The farm will be fashioned after Rick and Martha Kimberley’s farm in Maxwell, Iowa, which was visited by Chinese president Xi Jinping in 2012. Then China's vice president, he met with friends he made in Iowa in 1985 while he was a Hebei Province party official and director of the Feed Association of Shijiazhuang Prefecture.
A memorandum describing the farm was signed during Iowa governor Terry Branstad’s mission to China. Governor Branstad’s eight-day trip to China and Japan will wrap up on December 2 and is focused on increasing agricultural exports to the two countries. The group also included representatives of Iowa's Sister States program, which has longstanding ties to Hebei Province.
The Kimberley family operates a typical Midwestern farm with a house, grain bins, and machine sheds, said Grant Kimberley, the couple's son, who is director of market development for the Iowa Soybean Association and also executive director of the Iowa Biodiesel Board.
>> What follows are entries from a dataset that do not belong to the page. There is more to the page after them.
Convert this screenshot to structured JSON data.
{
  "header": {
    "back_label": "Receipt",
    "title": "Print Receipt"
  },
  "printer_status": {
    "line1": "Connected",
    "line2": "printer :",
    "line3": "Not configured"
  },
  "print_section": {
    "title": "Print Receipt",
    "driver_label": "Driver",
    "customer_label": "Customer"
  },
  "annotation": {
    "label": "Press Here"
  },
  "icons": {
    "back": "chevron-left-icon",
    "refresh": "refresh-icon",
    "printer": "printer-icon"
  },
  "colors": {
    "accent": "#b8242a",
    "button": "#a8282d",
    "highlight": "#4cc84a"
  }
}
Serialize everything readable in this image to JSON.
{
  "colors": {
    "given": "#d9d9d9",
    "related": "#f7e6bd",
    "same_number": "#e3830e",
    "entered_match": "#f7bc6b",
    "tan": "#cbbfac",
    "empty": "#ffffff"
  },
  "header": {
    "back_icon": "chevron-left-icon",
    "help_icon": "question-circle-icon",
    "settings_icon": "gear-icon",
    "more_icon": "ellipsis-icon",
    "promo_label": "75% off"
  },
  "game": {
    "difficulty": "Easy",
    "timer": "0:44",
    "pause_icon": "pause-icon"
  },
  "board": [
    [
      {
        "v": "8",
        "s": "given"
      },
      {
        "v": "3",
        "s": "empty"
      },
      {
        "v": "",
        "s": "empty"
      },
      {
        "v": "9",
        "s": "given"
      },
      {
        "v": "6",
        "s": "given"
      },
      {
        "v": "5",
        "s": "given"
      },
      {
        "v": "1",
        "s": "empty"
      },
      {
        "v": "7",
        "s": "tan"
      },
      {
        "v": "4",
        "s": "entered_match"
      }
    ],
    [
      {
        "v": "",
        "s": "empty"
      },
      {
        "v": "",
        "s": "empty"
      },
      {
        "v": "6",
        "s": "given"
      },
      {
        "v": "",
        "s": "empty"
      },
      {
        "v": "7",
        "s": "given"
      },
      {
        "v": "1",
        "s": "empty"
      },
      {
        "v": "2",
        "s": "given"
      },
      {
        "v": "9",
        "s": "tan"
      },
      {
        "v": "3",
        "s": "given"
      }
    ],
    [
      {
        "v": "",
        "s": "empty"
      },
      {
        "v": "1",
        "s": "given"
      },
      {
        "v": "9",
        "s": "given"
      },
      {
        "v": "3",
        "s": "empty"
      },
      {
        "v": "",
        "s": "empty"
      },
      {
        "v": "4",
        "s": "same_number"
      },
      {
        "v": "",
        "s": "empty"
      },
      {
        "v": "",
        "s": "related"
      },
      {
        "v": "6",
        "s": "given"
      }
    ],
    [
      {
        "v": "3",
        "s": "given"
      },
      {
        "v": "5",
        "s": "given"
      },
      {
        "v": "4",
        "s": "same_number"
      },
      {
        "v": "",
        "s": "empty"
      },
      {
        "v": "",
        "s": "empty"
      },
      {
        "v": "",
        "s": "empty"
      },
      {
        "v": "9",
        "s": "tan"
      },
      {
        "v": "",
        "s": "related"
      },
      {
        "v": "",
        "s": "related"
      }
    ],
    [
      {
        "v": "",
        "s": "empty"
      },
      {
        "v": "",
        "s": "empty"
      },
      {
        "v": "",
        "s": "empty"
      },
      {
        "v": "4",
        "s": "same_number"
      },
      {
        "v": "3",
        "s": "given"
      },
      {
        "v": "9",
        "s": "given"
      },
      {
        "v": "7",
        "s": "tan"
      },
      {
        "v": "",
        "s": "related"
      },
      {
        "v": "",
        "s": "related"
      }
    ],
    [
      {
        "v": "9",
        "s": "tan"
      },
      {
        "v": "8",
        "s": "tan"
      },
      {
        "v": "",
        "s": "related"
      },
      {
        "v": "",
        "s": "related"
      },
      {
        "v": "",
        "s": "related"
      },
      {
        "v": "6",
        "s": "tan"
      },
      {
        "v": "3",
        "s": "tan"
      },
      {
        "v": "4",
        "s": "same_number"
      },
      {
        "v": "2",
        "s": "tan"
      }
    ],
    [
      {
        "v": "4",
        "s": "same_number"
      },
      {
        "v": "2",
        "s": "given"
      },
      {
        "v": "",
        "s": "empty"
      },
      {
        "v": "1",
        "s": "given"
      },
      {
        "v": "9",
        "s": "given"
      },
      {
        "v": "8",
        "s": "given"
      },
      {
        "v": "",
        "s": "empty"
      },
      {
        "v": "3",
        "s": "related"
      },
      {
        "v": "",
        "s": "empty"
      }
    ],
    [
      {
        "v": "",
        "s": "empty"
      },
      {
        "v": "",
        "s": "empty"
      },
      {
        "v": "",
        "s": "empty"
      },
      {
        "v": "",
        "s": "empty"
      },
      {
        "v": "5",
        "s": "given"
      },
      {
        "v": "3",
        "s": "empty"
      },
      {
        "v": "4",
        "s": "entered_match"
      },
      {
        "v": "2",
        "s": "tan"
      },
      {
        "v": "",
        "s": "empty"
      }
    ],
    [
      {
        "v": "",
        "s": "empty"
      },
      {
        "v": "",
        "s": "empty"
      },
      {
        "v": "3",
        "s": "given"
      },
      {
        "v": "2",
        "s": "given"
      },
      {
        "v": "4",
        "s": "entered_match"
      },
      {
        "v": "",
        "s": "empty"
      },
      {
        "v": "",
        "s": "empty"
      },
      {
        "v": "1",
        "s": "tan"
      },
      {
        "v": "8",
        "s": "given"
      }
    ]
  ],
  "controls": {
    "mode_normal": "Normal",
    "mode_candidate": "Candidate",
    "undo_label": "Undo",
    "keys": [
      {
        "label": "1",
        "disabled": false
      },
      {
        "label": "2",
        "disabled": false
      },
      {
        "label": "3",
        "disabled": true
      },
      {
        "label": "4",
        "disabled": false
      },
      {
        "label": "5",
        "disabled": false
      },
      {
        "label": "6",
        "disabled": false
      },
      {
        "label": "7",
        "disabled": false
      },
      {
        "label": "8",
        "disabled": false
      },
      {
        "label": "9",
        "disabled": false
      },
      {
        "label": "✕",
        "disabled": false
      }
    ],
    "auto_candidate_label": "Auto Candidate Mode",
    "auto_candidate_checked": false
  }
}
"When the Chinese president came to visit, he said that using technology - everything from grid sampling your soils to using GPS, and biotechnology seeds - will be important for China's future. He wants to help Chinese farms modernize, in their own way, by using our farm as an example," Mr. Kimberley explained.
Initial discussions with Chinese officials have included the concept of making the demonstration farm in Hebei Province virtually identical to the Kimberley farmstead, but many details still need to be worked out.
Hebei Province is located in northern China, and the Great Wall of China passes through it.
The Kimberley farm in Iowa is about 4,000 acres, included rented land. The working demonstration farm in China will be smaller, about 300 to 500 acres, and may also have some hogs, cattle, and chickens, along with corn, soybeans, wheat and oil seed crops, and garden vegetables.
Grant Kimberley, a sixth-generation family farmer, helps his parents operate their Iowa farm, and is a member of the Iowa Sister States Board. He has visited China about 10 times to advocate trade between the U.S. and China. Soybeans are China’s top import crop and the country imports about a third of the world's soybeans.
China faces a challenge feeding its people because although it boasts 21 percent of the world's population, it only contains 9 percent of the world's farmland, according to the Ministry of Agriculture of the People's Republic of China. Currently, China says it ranks first in the world in production of cereals, cotton, fruit, vegetables, meat, poultry, eggs and fishery products. The ministry says the country has dramatically reduced its population of rural poor since 1978 by reforming policies and opening its agriculture to the outside world, including agricultural exchanges and cooperation with more than 140 countries.